Greetings and Salutations from the milky misty Northeast Kingdom of Vermont. This quiet and beautiful place is buzzing this morning…. farmers, milk maids (and milk men) cheese makers, and affineurs are all at work, racing around the Cellars at Jasper Hill and making a myriad of things happen. I have been told I can take a quick coffee break… enough time to drink a cuppa (with raw milk from the farm!) and schmear a bagel with some butterfat left over from the last make of Constant Bliss to impart some cheesy words.
I came up to this great green state for the Vermont Cheesemakers’ Festival, which was held to great acclaim and great attendance yesterday at Shelburne Farm. Only the second festival of its kind, it was truly a congregation of some of the finest cheeses and finest cheese people in the country. Vermont Butter and Cheese Co. was celebrating its 25th birthday, and organized the festival in tandem to spread the lactic love to all of their cheesemaking brethren across the state, and even across the region. Folks like the Cellars at Jasper Hill, Grafton Village Cheese, and Cabot rallied with amazing support to make the festival a reality. All told, over 30 cheese makers set up shop in the historic coach barn at Shelburne, with offerings ranging from queso fresco to dulce de leche made from goats’ milk.

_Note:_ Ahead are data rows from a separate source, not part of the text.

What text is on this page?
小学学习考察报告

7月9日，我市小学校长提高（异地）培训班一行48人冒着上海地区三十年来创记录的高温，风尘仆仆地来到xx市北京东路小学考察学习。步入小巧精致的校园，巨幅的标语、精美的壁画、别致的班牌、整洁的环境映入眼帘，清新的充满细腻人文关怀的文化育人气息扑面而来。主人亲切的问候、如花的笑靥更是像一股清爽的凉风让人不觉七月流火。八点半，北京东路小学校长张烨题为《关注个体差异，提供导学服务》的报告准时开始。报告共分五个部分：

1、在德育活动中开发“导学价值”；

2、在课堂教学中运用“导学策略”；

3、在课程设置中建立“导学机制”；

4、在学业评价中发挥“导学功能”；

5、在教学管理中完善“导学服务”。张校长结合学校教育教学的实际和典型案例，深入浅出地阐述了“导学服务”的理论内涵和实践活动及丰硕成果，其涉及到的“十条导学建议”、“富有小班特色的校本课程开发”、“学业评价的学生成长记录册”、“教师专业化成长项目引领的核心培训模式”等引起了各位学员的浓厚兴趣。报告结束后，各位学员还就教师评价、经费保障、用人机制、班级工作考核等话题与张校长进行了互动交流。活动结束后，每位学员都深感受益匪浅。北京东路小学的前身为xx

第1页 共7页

To futher whet folks’ whistles, the fest featured wine, beer, ice cider, bread, soy, and pickles all from the state, showcasing the fact that Vermont is truly the center of a little food revolution.
For a dispatch from the cheese fest with way more of the nitty gritty, all you need do is visit the Heritage Radio Network to hear this weeks’ episode of ‘Cutting the Curd.’ We talk with Allison Hooper of Vermont Butter and Cheese, Mark Fisher of Woodcock Farm, and Alec Webb of Shelburne Farm about all the goings on at the festival and why cheese is so important (gustatorily, economically and otherwise) to Vermonters. If you missed this year’s festival, have no fear, there are plans in the works to do a sequel next fall, and my instincts tell me it’ll be even cheesier!
So, this afternoon I’ll be New York bound, my car packed to the gills with cheeses procured from various farms at the festival. Come tomorrow morning, we’ll be carving into them at the shop and would love to share a bite or two. Among the gems, we’ve gotten the first Weston Wheels of the season from Woodcock Farm, so all y’all who’ve been craving aged sheeps’ milk cheese, now’s your chance. We’ve also packed away a cache of gooey Summer Snow, a fabulous sheeps’ milk camembert from Woodcock Farm, milky sweet Goredawnzola from the Green Mountain Blue Cheese Company, and tart, tangy Lake’s Edge, one of our favorite goats from Blue Ledge Farm.
Stop by and snag a slice, practically fresh from the farm.